No era una arenga cualquiera. El 26 de julio el primer ministro húngaro,
Viktor Orbán, habló en un curso de verano en la ciudad rumana de Băile Tușnad para un público plagado de residentes de origen húngaro.
Expuso sus planes para la legislatura que comienza tras su reelección en abril. También recordó a su audiencia que el imperio austrohúngaro había perdido dos tercios de sus súbditos tras la
I Guerra Mundial, pero que él seguía contando con ellos. Bajo su control Hungría recuperaría el esplendor. Y adelantó la receta para lograrlo: la “democracia no liberal” que estaba diseñando.
"El Estado que vamos construyendo en Hungría no es liberal. No niega valores como la libertad, pero no los convierte en un componente central. Como núcleo propongo un elemento particular: el enfoque nacional”, explicó Orbán.
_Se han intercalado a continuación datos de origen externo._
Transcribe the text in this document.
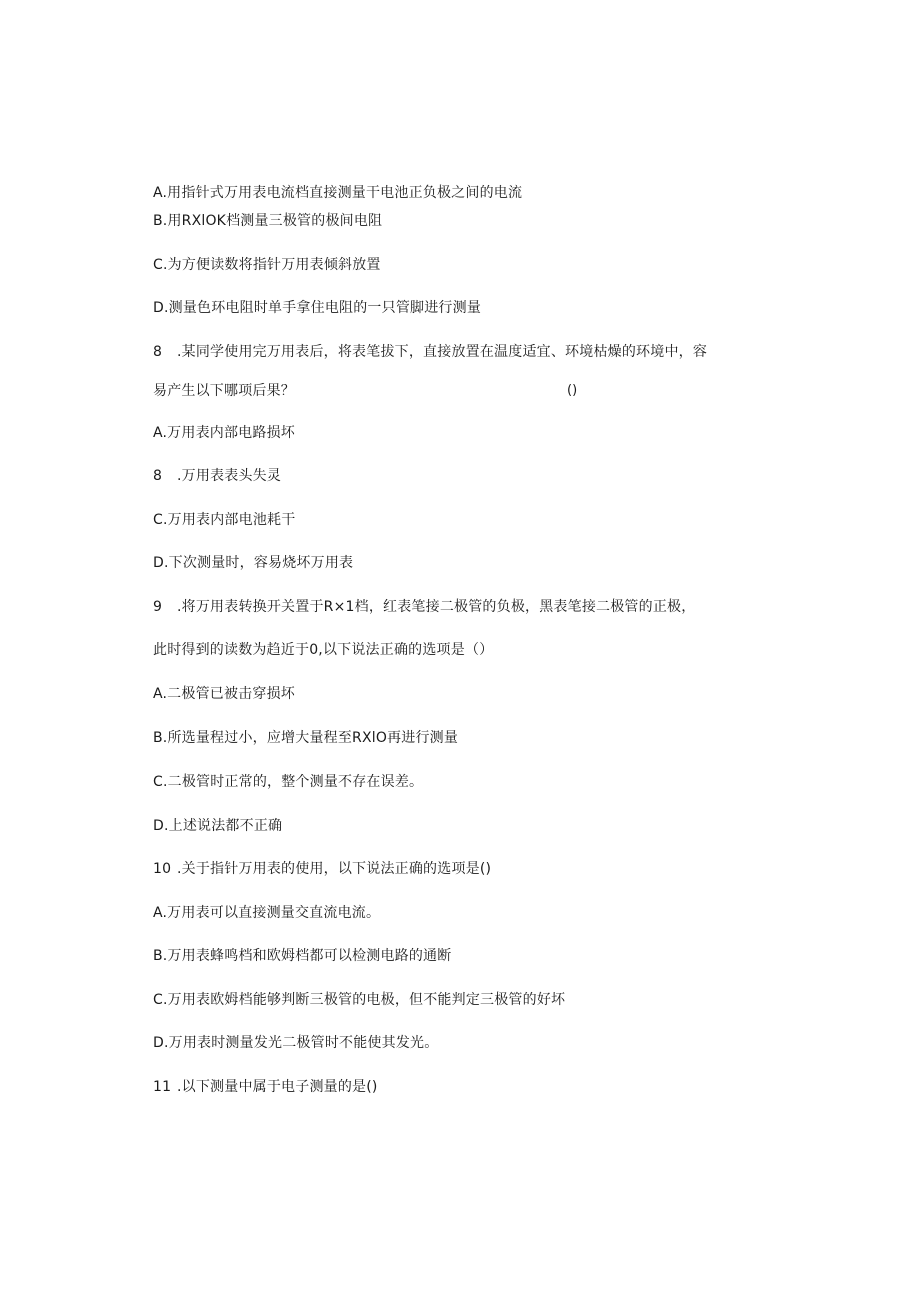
A.用指针式万用表电流档直接测量干电池正负极之间的电流
B.用RXlOK档测量三极管的极间电阻
C.为方便读数将指针万用表倾斜放置
D.测量色环电阻时单手拿住电阻的一只管脚进行测量
8 .某同学使用完万用表后，将表笔拔下，直接放置在温度适宜、环境枯燥的环境中，容
易产生以下哪项后果？	()
A.万用表内部电路损坏
8 .万用表表头失灵
C.万用表内部电池耗干
D.下次测量时，容易烧坏万用表
9 .将万用表转换开关置于R×1档，红表笔接二极管的负极，黑表笔接二极管的正极，
此时得到的读数为趋近于0,以下说法正确的选项是（）
A.二极管已被击穿损坏
B.所选量程过小，应增大量程至RXlO再进行测量
C.二极管时正常的，整个测量不存在误差。
D.上述说法都不正确
10 .关于指针万用表的使用，以下说法正确的选项是()
A.万用表可以直接测量交直流电流。
B.万用表蜂鸣档和欧姆档都可以检测电路的通断
C.万用表欧姆档能够判断三极管的电极，但不能判定三极管的好坏
D.万用表时测量发光二极管时不能使其发光。
11 .以下测量中属于电子测量的是()
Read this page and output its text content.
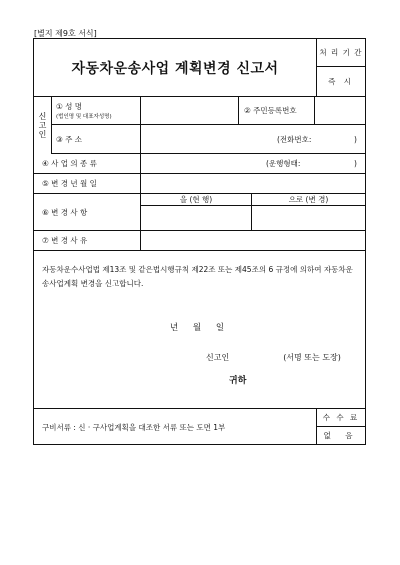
[별지 제9호 서식]
자동차운송사업 계획변경 신고서
처 리 기 간
즉 시
신고인
① 성 명
(법인명 및 대표자성명)
② 주민등록번호
③ 주 소	(전화번호:	)
④ 사 업 의 종 류	(운행형태:	)
⑤ 변 경 년 월 일
⑥ 변 경 사 항
을 (현 행)	으로 (변 경)
⑦ 변 경 사 유
자동차운수사업법 제13조 및 같은법시행규칙 제22조 또는 제45조의 6 규정에 의하여 자동차운송사업계획 변경을 신고합니다.
년 월 일
신고인	(서명 또는 도장)
귀하
구비서류 : 신 · 구사업계획을 대조한 서류 또는 도면 1부
수 수 료
없 음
En un lenguaje técnico que consideró que casaba bien a un acto académico, el político desgranó que su democracia será “aliberal”, en referencia a un término acuñado en los noventa por el analista estadounidense Fareed Zakaria -que
ha criticado duramente el discurso de Orbán- para diferenciar las meras democracias (lugares en los que se vota libremente) de las democracias con separación de poderes etcétera. Orbán aseguró que él impulsará una basada en el trabajo y los valores comunitarios más que en el Estado de bienestar, porque el modelo liberal se estanca. Para demostrarlo citó a Singapur, China, India, Rusia y Turquía, las “estrellas” de unos nuevos sistemas que no imitan al occidental, pero que tienen éxito.
El discurso de Orbán ha sentado como un tiro entre sus socios de la Unión Europea, el mayor club de democracias liberales del mundo. Su invitación a deshacerse de “los dogmas e ideologías” de Europa occidental no es sencilla de digerir para Bruselas a pesar de los ataques de Budapest sean recurrentes.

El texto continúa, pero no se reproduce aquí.